Wir steuerten gerade auf ein gutes Seafood-Restaurant zu, dass wir auch früher immer gern besucht hatten (vergesse leider den Namen immer wieder. Neben Rolling Stone Bar), als Anton plötzlich wieder eine Schönheit entdeckte, die ganz einsam an einer Bar saß. Auch sie wirkte etwas dunkelhäutig, was aber auch an dem schneeweißen, hautengen Kleid liegen konnte. Von Weitem war sie ein heißes Geschoss, dass konnte was werden. Da schien er ja doch noch Glück gehabt zu haben.
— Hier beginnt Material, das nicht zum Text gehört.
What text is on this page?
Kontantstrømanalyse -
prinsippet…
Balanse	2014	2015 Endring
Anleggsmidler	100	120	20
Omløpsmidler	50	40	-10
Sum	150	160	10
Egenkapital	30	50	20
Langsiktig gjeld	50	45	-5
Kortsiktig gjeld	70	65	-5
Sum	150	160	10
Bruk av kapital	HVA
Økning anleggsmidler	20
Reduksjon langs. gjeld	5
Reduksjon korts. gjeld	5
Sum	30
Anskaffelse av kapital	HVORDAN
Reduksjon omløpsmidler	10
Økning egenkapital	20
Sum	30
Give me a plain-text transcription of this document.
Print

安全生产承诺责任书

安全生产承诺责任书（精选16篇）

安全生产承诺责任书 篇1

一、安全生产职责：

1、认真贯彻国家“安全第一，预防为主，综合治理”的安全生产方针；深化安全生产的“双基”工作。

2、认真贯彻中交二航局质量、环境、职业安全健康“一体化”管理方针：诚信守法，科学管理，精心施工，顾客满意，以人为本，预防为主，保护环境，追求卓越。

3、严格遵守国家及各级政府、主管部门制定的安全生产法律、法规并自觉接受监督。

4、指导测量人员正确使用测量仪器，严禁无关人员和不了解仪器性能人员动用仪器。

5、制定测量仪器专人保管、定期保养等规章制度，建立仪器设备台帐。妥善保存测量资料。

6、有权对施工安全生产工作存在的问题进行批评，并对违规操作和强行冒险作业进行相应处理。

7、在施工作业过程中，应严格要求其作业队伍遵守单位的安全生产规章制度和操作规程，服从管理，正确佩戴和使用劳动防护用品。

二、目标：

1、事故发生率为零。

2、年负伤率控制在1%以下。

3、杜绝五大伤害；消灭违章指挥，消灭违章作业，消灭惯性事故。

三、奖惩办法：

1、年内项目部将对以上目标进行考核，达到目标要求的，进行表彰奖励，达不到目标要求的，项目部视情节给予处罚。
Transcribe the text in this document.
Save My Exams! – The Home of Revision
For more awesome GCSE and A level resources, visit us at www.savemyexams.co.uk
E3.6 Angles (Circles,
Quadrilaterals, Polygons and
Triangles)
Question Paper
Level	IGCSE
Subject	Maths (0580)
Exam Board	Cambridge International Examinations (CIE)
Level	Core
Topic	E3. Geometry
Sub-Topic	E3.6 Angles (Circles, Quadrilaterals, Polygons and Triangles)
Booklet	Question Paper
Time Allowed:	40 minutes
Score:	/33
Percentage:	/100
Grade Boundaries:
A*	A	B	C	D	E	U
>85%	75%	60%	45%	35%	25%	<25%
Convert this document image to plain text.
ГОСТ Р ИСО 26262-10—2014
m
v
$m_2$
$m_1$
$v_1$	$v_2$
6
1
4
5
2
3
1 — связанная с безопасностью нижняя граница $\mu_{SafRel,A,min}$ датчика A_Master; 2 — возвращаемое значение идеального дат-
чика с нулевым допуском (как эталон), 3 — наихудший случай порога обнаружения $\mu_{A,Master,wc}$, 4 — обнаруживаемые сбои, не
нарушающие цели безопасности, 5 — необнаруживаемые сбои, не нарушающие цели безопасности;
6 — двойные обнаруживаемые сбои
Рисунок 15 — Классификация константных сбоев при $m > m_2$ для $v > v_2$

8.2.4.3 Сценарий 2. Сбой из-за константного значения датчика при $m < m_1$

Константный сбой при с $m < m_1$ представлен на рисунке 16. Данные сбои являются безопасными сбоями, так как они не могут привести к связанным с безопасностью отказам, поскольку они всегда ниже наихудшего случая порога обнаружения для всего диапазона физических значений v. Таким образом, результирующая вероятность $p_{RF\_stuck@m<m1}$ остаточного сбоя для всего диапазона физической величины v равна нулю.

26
On und ich sollten schon mal vorgehen und den Tisch füllen lassen, Anton würde die Kleine mal genauer inspizieren und dann, gegebenenfalls mit ihr, nachkommen.
Wir setzten uns an einen Tisch, welcher nur durch ein Geländer von der Walking Street getrennt war. Das hatten wir auch früher immer getan, da man dann nebenbei das bunte Treiben beobachten konnte. An diesem Abend hatte ich dafür aber keinen Blick übrig.
On hatte eine wirklich niedliche, unbeschwerte Art und ein strahlendes Lächeln, dass ich bis heute nicht vergessen habe. Wir lachten viel und ich erfuhr, dass sie doch eine Thai war und aus dem Isaan stammte. Allerdings war „Papa Farang from Denmark“, den sie aber nie kennengelernt hatte, da er sich noch vor ihrer Geburt aus dem Staub gemacht hatte.
„Sowas kommt also dabei raus“, schoss es mir durch den Kopf und ich dachte daran, dass ich, wenn ich mal eine süße Thai fände, vielleicht auch so eine hübsche Tochter haben würde. Aber dann müsste ich dauernd hinter ihr herlaufen und ihr die Kerle mit 'nem Stock vom Leib schlagen. Doch kein so guter Gedanke und ich verwarf ihn auch gleich wieder, zumal ich mich auf Ons Gehörlosen-Englisch konzentrieren musste.
Es war alles andere als leicht, sich mit ihr zu verständigen, da sie nicht viel mehr Englisch sprach als Aan, die ich aus eben diesem Grunde nicht ausgelöst hatte.
Aber On hatte andere Qualitäten, die mich über mangelnde Sprachkenntnisse hinwegsehen ließen. Um ehrlich zu sein, nahm ich es bei On gar nicht negativ wahr, sondern hatte sogar Spaß dabei fast jeden Satz mehrfach erklären, nachfragen oder mit Gesten verständlich machen zu müssen. Bei Aan hatte mich das bereits nach wenigen Minuten schwerstens genervt.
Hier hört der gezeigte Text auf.